NOUVELLE SALLE DE CONCERT

DE M. BARTHÉLEMY.

    Paris, nous l’espérons, va posséder enfin une salle de concert digne de ce nom. Nous avons vu et examiné le projet de construction de M. Henry Barthélemy. Il consiste en une vaste cité, au centre de laquelle sera la nouvelle salle. Ce projet est soumis à la ville de Paris, et encouragé par elle, une Société s’est constituée pour son exécution. La cité sera bâtie au centre monumental de la capitale. Sans parler du précieux moteur central au moyen duquel M. Henry Barthélemy se propose de ménager, dans l’intérieur de chaque appartement des bâtimens d’habitation, des conduits distribuant à volonté : 1o le gaz, 2o la vapeur chaude, 3o l’air froid, 4o l’eau chaude, 5o l’eau froide filtrée, ni de l’économie réelle que ces innovations apporteront dans la dépense de chaque locataire, nous disons seulement que le plan de la salle de concert nous paraît des plus ingénieux et des mieux étudiés.
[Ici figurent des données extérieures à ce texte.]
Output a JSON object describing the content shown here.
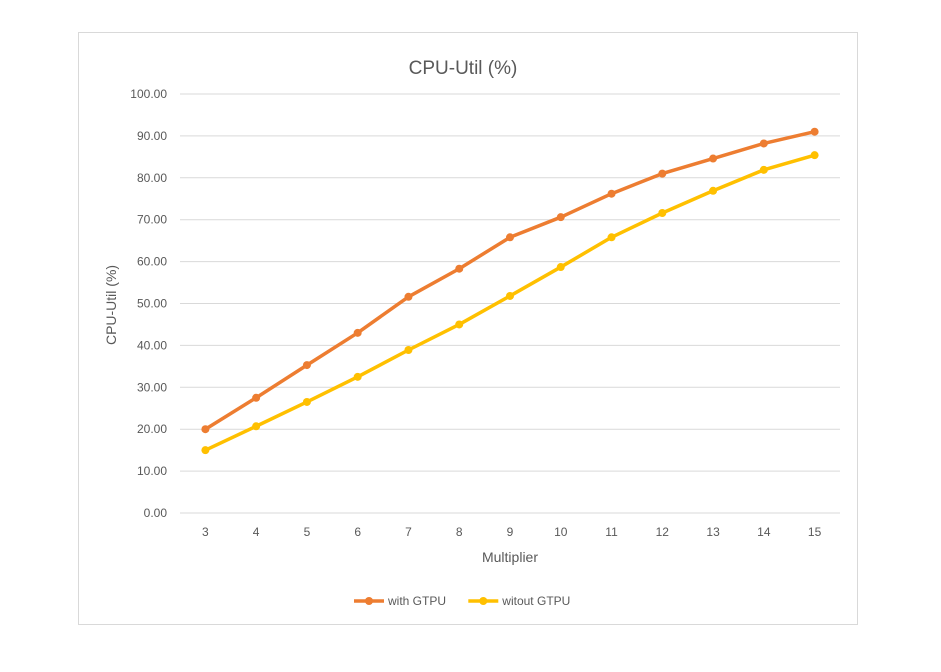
{
  "chart_data": {
    "type": "line",
    "title": "CPU-Util (%)",
    "xlabel": "Multiplier",
    "ylabel": "CPU-Util (%)",
    "categories": [
      "3",
      "4",
      "5",
      "6",
      "7",
      "8",
      "9",
      "10",
      "11",
      "12",
      "13",
      "14",
      "15"
    ],
    "ylim": [
      0,
      100
    ],
    "yticks": [
      "0.00",
      "10.00",
      "20.00",
      "30.00",
      "40.00",
      "50.00",
      "60.00",
      "70.00",
      "80.00",
      "90.00",
      "100.00"
    ],
    "grid": true,
    "legend_position": "bottom",
    "series": [
      {
        "name": "with GTPU",
        "color": "#ED7D31",
        "values": [
          20.0,
          27.5,
          35.3,
          43.0,
          51.6,
          58.3,
          65.8,
          70.6,
          76.2,
          81.0,
          84.6,
          88.2,
          91.0
        ]
      },
      {
        "name": "witout GTPU",
        "color": "#FFC000",
        "values": [
          15.0,
          20.7,
          26.5,
          32.5,
          38.9,
          45.0,
          51.8,
          58.7,
          65.8,
          71.6,
          76.9,
          81.9,
          85.4
        ]
      }
    ]
  }
}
    Toutes les grandes salles de concert que j’ai vues jusqu’à présent en Belgique, en Prusse, en Autriche et en Hongrie m’ont paru construites pour l’ornementation de tel ou tel genre d’architecture, et non pas d’après les exigences de l’acoustique, ou du moins de l’acoustique musicale. La plupart de ces salles sont trop sonores ; elles conviennent peut-être à l’émission des sons pour un seul chanteur ou un seul instrument, mais dès que l’orchestre et le chœur y fonctionnent, une confusion véritable résulte de cette résonnance excessive. La plupart des constructeurs sont loin de posséder les connaissances théoriques et pratiques indispensables pour mener à bien une œuvre aussi complexe. M. Henry Barthélemy, qui d’ailleurs manie aussi bien le compas et la plume que le rabot et la lime, s’est livré depuis longues années à des études approfondies, appuyées de nombreuses expériences, au moyen desquelles il a pu arriver à la connaissance de cette loi de la sonorité, si complexe, si abstraite, si fugitive.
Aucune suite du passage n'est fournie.